Slowly he turned his head to the left, looking past the wing of the leather chair. He saw the slim figure of Lisa moving about. Deftly, she straightened the velvet draperies to the left side of the huge window. Bending easily, she stacked the books that lay on the floor there.

And in the window seat gazing at her with a look of fierce and tearful resentment sat Marchent.

Reuben couldn’t move. He couldn’t breathe. The scene struck perfect horror in him more surely than any other visitation—the spectacle of the living Lisa and the ghost in hideous proximity to each other. He opened his mouth but no sound came out.

Marchent’s quivering eyes followed Lisa’s smallest gestures. Agony. Now Lisa moved forward towards the ghostly figure, smoothing the velvet cushion of the window seat. As she drew nearer the seated figure, the two women looked at each other.

Reuben gasped; he felt he was smothering.

Marchent looked up furiously and bitterly at the figure who reached quite literally through her, and it seemed the obdurate Lisa stared right at Marchent.

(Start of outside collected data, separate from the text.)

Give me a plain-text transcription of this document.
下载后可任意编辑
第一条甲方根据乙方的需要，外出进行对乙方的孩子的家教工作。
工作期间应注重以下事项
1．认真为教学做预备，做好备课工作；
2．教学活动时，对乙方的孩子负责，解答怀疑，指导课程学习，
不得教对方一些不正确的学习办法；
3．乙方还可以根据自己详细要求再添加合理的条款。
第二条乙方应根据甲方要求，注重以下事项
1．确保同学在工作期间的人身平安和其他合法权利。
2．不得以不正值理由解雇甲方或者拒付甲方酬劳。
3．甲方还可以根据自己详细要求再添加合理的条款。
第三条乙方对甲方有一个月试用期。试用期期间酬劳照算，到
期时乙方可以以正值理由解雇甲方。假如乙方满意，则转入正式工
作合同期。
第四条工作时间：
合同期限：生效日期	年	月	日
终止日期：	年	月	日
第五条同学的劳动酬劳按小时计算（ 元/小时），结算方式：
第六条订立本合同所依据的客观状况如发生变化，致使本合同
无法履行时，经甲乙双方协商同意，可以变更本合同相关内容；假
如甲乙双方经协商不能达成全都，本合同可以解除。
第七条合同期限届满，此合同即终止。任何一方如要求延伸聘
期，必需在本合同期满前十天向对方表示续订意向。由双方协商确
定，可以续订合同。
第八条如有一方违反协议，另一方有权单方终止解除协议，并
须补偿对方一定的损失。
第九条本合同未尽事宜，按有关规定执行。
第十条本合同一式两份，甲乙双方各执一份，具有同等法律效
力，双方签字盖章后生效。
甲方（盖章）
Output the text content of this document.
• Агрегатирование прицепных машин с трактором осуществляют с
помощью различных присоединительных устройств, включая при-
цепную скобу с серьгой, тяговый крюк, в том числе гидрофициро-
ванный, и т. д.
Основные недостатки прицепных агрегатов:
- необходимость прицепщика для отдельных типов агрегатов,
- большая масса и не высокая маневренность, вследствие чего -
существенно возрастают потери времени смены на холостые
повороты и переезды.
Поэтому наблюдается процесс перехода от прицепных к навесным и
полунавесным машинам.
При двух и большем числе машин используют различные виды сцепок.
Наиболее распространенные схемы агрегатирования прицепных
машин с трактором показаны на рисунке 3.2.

Reuben cried out. “Don’t disturb her!” he said before he could think or stop himself. “Don’t torture her!” He was on his feet shaking violently.

Marchent’s head turned as did Lisa’s, and Marchent raised her arms, reaching towards him, and then vanished.

Reuben felt a pressure against him, he felt the pressure of hands on his upper arms, and then the soft tingling feeling of hair and lips touching him, and then it was gone, completely gone. The fire burst and crackled as if a wind had touched it. Papers on the desk rustled and then settled.

“Oh God,” he said in a half sob. “You couldn’t see her!” he stammered. “She was there, there on the window seat. Oh God!” He felt his eyes watering, and his breaths came uneasily.

Silence.

He looked up.

Lisa stood there behind the Chesterfield sofa with that same cold smile he’d seen on her narrow delicate features once before, looking both ancient and young somehow with her hair swept back so tight, and her black silk dress so prim to her ankles.

“Of course I saw her,” she said.

The inevitable sweat broke out all over Reuben. He felt it crawling on his chest.

Her voice came again, unobtrusive and solicitous as she approached him.

“I have been seeing her since I came,” she said. Her expression was faintly contemptuous, or at the very least patronizing.

“But you reached right through her as if she weren’t there,” Reuben said, the tears sliding down his face. “You shouldn’t have treated her like that.”

“And what was I to do?” said the woman, deliberately softening her manner. She sighed. “She doesn’t know she’s dead! I’ve told her, but she won’t accept it! Should I treat her as if she is a living creature here? Will that help her!”

Reuben was stunned. “Stop it,” he said. “Slow down. What do you mean she doesn’t know she’s dead?”

“She doesn’t know,” repeated the woman with a light shrug.

“That’s … that’s too awful,” Reuben whispered. “I can’t believe such a thing, that a person wouldn’t know she was dead. I can’t—.”